No retroactive waiver of the VAT exemption on the sale of real estate - BNF ruling XI B 60/20

In its decision of 25 January 2022 (unofficially published on 2 June 2022), the German Federal Financial Court (BFH) reaffirmed that the waiver of the VAT exemption must be declared in the notarised real estate purchase contract. There is no second chance.

Background information:  Need to protect the buyer

Pursuant to § 9 (3) Sentence 2 of the German VAT Code (UStG), the waiver of the VAT exemption on the sale of real estate, which is in principle tax-exempt, can only be exercised in the notarised real estate purchase agreement. This is done to protect the purchaser, because waiving the VAT exemption transfers the tax liability to the purchaser in accordance with § 13b of the UStG. The obligation to notarise the waiver in the purchase contract is intended to protect the buyer from being caught off guard by this tax liability.

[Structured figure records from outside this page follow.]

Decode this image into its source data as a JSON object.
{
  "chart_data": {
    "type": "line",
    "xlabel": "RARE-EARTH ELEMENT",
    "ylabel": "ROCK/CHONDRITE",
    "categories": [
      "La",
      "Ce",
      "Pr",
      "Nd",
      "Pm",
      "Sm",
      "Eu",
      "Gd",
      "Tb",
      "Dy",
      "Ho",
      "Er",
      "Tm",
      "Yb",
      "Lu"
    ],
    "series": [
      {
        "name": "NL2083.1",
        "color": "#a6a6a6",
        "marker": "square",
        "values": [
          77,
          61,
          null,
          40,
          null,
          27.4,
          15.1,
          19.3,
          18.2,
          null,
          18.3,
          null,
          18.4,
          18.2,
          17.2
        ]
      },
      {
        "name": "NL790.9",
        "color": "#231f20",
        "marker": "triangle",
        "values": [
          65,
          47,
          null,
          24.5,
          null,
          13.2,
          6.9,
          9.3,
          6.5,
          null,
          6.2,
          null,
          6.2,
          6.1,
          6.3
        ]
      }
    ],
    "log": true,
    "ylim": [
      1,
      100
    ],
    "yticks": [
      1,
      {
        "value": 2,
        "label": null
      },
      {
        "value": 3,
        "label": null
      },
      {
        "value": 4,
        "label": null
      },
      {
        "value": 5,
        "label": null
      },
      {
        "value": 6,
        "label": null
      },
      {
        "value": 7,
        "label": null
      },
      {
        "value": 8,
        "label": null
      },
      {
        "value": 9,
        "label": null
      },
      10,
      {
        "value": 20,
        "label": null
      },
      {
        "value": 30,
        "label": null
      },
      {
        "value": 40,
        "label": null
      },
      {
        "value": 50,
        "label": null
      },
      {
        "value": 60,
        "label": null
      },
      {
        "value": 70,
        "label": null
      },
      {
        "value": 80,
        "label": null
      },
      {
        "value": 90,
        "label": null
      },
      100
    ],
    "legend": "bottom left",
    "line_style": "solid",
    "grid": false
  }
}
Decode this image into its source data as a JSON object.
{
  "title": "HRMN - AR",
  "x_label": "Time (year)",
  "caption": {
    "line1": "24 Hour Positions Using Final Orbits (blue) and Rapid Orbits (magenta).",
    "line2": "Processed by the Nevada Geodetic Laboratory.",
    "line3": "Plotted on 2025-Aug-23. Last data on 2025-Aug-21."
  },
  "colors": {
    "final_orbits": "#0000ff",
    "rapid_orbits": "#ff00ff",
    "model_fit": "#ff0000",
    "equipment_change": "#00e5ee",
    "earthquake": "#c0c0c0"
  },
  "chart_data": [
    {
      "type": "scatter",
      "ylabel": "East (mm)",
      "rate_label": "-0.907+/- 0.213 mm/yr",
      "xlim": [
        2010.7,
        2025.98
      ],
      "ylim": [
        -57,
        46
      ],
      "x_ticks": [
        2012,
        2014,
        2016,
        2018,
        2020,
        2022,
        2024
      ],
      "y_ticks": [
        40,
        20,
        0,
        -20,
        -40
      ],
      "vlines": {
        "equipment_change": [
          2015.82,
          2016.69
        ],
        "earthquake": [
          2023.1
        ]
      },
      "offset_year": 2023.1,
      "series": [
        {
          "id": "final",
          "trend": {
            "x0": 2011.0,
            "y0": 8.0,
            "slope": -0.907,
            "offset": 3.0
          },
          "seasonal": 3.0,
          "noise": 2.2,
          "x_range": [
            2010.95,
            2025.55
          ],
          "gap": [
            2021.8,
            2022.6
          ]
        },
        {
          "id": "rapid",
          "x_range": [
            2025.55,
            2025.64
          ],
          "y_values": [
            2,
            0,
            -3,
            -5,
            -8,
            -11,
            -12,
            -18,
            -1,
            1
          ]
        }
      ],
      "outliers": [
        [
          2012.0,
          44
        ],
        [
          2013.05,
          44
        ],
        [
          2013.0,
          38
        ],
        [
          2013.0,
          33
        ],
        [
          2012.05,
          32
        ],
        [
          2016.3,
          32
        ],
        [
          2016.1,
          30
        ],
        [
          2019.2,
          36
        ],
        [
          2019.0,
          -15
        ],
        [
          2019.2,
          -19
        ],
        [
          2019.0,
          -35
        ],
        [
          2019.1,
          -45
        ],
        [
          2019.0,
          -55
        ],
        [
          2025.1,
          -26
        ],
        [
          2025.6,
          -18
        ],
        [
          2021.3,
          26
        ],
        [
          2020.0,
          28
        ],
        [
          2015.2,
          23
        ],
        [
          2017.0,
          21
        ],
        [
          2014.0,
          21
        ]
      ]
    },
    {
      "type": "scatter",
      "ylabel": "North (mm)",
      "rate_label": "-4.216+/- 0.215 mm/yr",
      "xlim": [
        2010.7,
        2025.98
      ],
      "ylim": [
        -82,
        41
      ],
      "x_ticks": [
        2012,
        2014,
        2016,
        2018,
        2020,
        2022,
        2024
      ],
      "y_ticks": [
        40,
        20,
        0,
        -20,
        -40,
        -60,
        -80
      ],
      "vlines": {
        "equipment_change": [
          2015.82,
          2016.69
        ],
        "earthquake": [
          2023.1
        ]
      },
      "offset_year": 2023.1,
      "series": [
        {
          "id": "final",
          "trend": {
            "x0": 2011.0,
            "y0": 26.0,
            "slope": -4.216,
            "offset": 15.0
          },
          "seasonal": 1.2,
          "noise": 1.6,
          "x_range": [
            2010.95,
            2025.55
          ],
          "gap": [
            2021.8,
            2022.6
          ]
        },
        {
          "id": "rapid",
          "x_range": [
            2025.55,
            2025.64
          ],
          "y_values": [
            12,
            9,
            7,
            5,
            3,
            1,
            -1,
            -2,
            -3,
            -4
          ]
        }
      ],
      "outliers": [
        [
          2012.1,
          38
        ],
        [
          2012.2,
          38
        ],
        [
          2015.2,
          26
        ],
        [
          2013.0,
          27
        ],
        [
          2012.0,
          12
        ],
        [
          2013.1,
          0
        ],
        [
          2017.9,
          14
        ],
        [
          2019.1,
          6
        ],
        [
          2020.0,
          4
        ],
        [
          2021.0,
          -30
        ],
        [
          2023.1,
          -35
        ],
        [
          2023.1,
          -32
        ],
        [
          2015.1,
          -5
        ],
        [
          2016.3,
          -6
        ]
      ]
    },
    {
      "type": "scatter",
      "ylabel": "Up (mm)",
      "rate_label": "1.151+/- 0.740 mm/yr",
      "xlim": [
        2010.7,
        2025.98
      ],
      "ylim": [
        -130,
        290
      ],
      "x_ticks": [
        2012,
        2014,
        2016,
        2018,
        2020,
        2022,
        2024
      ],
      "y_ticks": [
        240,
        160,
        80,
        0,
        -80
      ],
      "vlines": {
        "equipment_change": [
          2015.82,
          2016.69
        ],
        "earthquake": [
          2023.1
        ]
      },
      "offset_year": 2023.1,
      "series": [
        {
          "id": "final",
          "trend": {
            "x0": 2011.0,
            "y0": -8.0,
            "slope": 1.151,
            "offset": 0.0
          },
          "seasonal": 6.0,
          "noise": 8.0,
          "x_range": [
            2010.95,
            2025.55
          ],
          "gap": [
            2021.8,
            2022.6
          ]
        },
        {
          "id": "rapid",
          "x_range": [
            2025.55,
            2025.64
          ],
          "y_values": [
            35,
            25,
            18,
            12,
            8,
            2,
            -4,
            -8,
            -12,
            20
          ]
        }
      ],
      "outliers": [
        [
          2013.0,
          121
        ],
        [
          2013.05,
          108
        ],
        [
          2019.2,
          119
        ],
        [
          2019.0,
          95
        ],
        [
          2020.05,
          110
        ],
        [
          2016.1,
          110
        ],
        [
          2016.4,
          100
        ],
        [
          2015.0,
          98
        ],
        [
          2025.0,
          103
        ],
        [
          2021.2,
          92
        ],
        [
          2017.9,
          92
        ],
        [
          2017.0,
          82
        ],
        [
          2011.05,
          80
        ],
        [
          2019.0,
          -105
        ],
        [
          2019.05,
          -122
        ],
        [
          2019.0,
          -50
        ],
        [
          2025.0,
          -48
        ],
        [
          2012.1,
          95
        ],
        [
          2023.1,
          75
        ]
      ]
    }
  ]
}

Facts of the case:  belated option

The plaintiff in the proceedings discussed here had sold real estate and in doing so had not declared a waiver of the tax exemption in the notarised contract. However, the buyer and seller later had a waiver notarised.

Arguments for non-admission appeal

The Financial Court of Hesse did not accept the belated waiver and did not allow an appeal to the BFH. The plaintiff appealed this decision to the BFH with a complaint of non-admission. He argued that he and the purchaser had, in fact, already agreed at the time the purchase contract was concluded that VAT would be opted for. Inadvertently, this was not included in the contract. Since he and the purchaser had agreed to the waiver, the purchaser did not have to be protected from a surprise tax liability under § 13b of the UStG. In addition, no tax loss would arise from the belated waiver. Moreover, the decision of the Financial Court of Hesse deviated, among other things, from the BFH decision XI R 22/19 of 2 July 2022 (our online article on this topic can be found here), so that the BFH must now allow the appeal, among other things, to ensure a uniform case law. The fundamental importance of the question also justifies the admission of the appeal.

Grounds for non-admission of the appeal

The BFH dismissed the appeal against non-admission as unfounded. There was no divergence from the decision XI R 22/19 (and another decision) because these decisions dealt with the reversal of the waiver, not with the belated waiver. The question of the admissibility of a belated waiver is also not of fundamental importance because it has already been decided by the highest court and therefore does not require clarification. In this respect, the BGH refers to its earlier case law, according to which a belated waiver is invalid even if it is also notarised. The reason:  With § 9 (3) sentence 2 of the UStG, the legislator intended to specify not only the form of the waiver, but also the point in time, which the BFH had already established in its earlier case law.

The plaintiff's argument that the parties to the real estate purchase agreement had already decided to use the waiver when concluding the notarised purchase agreement, which was merely not included in the agreement due to an oversight, likewise does not justify the admission of the appeal. This factual allegation does not correspond to the findings of the Financial Court of Hesse, and only the facts established by the court of first instance can be used as a basis in the appeal.

Practical implications

The BFH did not have to address the question of whether a waiver agreed orally between the parties to the purchase contract and subsequently notarised is effective. Such a situation could therefore occupy the Financial Courts again in the future. However, it seems unlikely that the BFH would declare such a waiver to be effective, meaning that strict care should still be taken when purchasing real estate to include the waiver immediately in the purchase agreement, which must be notarised.